U.S. markets traded higher across the board on the back of a spectacular employment report, recovering all the losses sustained after the surprise Brexit vote.
In June, 287,000 jobs were created, which was significantly above consensus estimates and the strongest gain since October. As a result, shares rallied amid optimism in the economy, with financial and consumer stocks leading the way.
The S&P 500 traded above record levels intraday, with 497 out of 500 stocks in the green.

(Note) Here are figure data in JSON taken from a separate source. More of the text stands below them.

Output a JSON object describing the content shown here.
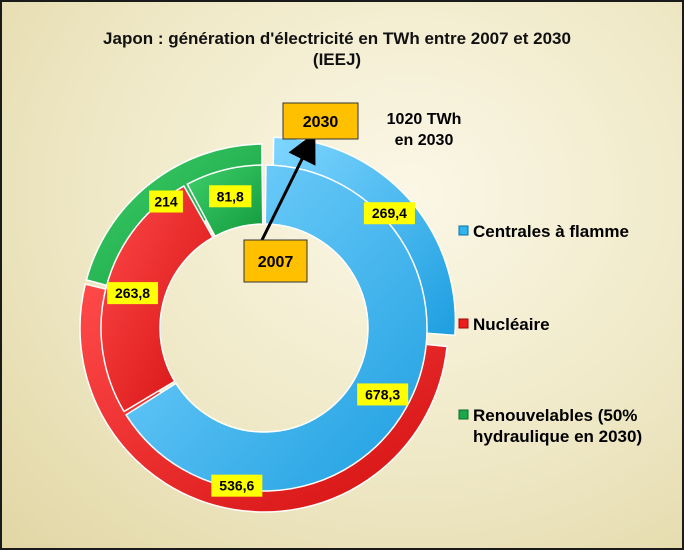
{
  "chart_data": {
    "type": "doughnut",
    "title": "Japon : génération d'électricité en TWh entre 2007 et 2030",
    "subtitle": "(IEEJ)",
    "categories": [
      "Centrales à flamme",
      "Nucléaire",
      "Renouvelables (50% hydraulique en 2030)"
    ],
    "colors": [
      "#2eb5ee",
      "#ee1c1c",
      "#19a94a"
    ],
    "series": [
      {
        "name": "2007",
        "values": [
          678.3,
          263.8,
          81.8
        ]
      },
      {
        "name": "2030",
        "values": [
          269.4,
          536.6,
          214
        ]
      }
    ],
    "value_labels": {
      "2007": [
        "678,3",
        "263,8",
        "81,8"
      ],
      "2030": [
        "269,4",
        "536,6",
        "214"
      ]
    },
    "annotation": [
      "1020 TWh",
      "en 2030"
    ],
    "legend_position": "right"
  }
}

"What we are seeing is good job creation and economic data continuing to improve," said Chris Dearborn, managing director of the Market Intelligence Desk at Nasdaq. "Retail sales data has been strong. More jobs means more people will be spending on consumer discretionary items, and that accounts for nearly two-thirds of our GDP. These types of data points are what we need to get this country and economy back on its feet."
Crude oil traded slightly higher, trimming its largest weekly decline in five months, as militants launched a fresh round of attacks on oil pipelines in Nigeria's southern Niger Delta area. Meanwhile, gold saw its first two-day drop since the Brexit referendum.

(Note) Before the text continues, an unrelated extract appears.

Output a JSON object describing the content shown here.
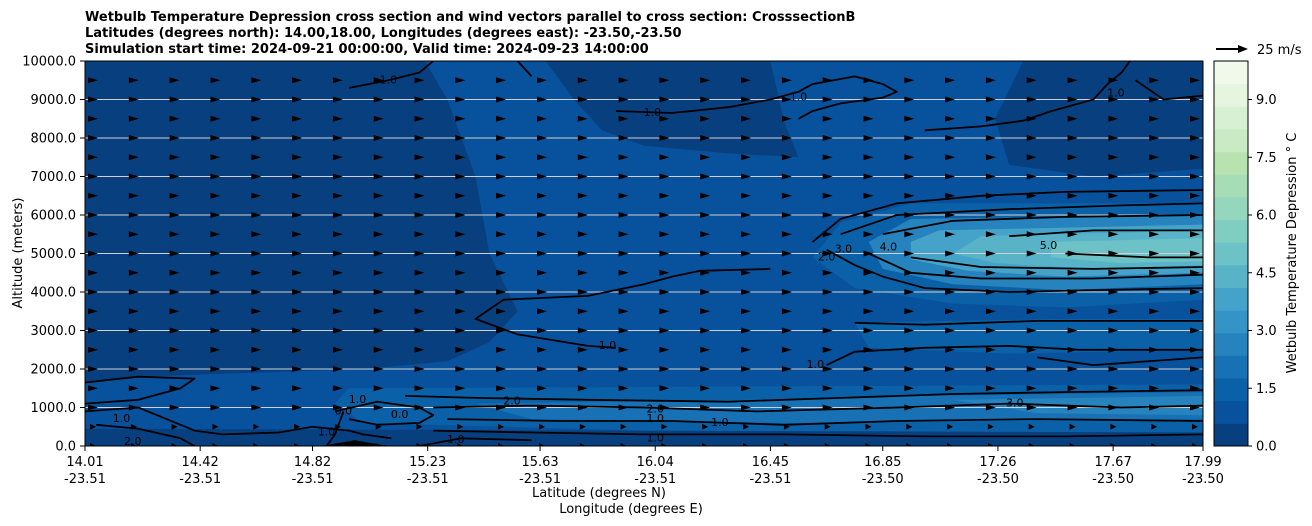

The unofficial kickoff of earnings season starts July 11 when Alcoa reports after the market close followed by large financials JPMorgan, Citigroup and Wells Fargo. According to S&P Global Market Intelligence, only four of 10 S&P 500 sectors are projected to have positive earnings growth: consumer discretionary, industrials, utilities and health care.

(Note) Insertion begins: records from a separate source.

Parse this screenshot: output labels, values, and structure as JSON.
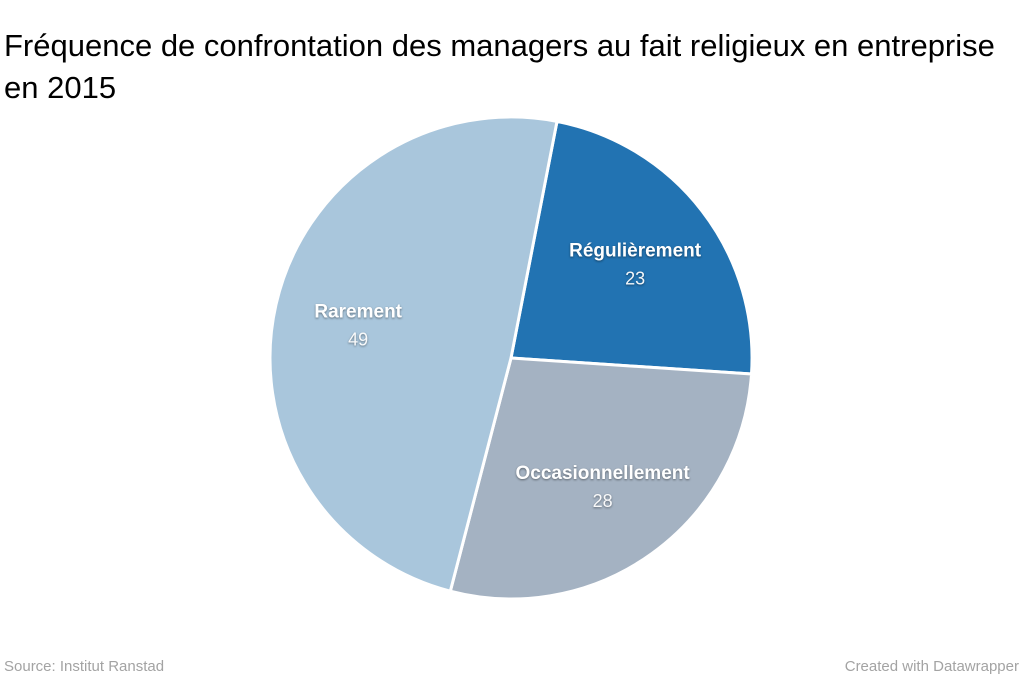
{
  "chart_data": {
    "type": "pie",
    "title": "Fréquence de confrontation des managers au fait religieux en entreprise en 2015",
    "slices": [
      {
        "label": "Régulièrement",
        "value": 23,
        "color": "#2273b2"
      },
      {
        "label": "Occasionnellement",
        "value": 28,
        "color": "#a4b2c2"
      },
      {
        "label": "Rarement",
        "value": 49,
        "color": "#a9c6dc"
      }
    ],
    "total": 100,
    "start_angle_deg": 11,
    "direction": "clockwise",
    "legend": "none",
    "label_text_color": "#ffffff",
    "slice_separator_color": "#ffffff"
  },
  "footer": {
    "source": "Source: Institut Ranstad",
    "attribution": "Created with Datawrapper"
  }
}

The energy sector is once again expected to post the largest decline in growth, though the decline is an improvement from first-quarter results. Other sectors with large declines in growth are financials, materials and information technology. Excluding the energy sector drag, S&P 500 earnings growth would still decline 0.7 percent in the second quarter.
"The averages are in record-breaking territory and volumes are staying high, which indicates people are staying invested in the market and they are trading," Dearborn explained. "Earnings could be the next catalyst to keep that momentum going."
Key reports are set to be released including Producer Price index (PPI), Industrial Production, Consumer Price Index (CPI) and Retail Sales. The reports are closely monitored by the Federal Reserve and are taken into account when developing monetary policy. Retail sales speaks to the optimism of the consumer, and PPI is a measure of the cost to produce goods and what gets passed down to the consumer. Analysts will see if the strong employment data is translating into increased consumer discretionary spending.
Several Federal Reserve Bank presidents will be on the speaking circuit addressing the state of the economy. Traders will be listening for clues about the timing of a future hike in interest rates.